- Avoid compound questions.
Try to avoid asking multiple questions at once. Keep it simple. Ask short, precise, and clear questions—one at a time. Keep the questions simple enough so the respondent doesn’t have to think hard to understand the question. The respondent should know exactly how to answer the question due to its clarity.
- Provide an accurate estimate of time the survey will take to complete.
Keep your surveys short and sweet. Respondents don’t want to spend more than 15 minutes of their time completing a survey. Also, provide an accurate estimate to the respondents of how long it will take to complete the survey. Don’t mislead respondents into thinking the survey is shorter than it actually is.
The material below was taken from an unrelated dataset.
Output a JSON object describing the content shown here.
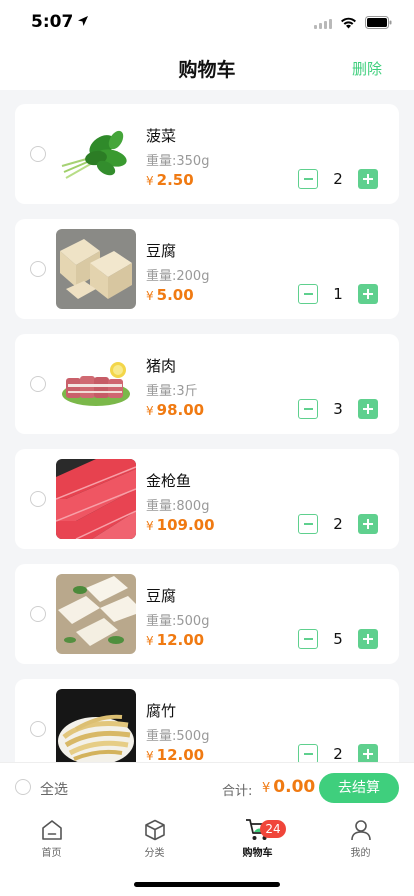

- Repopulate the survey with known data.
Save your respondents some time and effort. If you already have demographic information on the respondents, populate those fields in your survey. Also if there is repetitive information, repopulate that information later in the survey.
- Keep surveys short with skip logic when needed.
Don’t make your survey too long. If certain questions only apply to some respondents, use skip logic. This will help to shorten the survey and make it applicable to the respondent.
- Do not over-survey the same respondents.
When the same respondents are surveyed over and over, they experience survey fatigue. Try to limit how many times you survey individuals. If many of your colleagues are surveying as well, coordinate with them to ensure you all are not sending multiple surveys to the same respondents.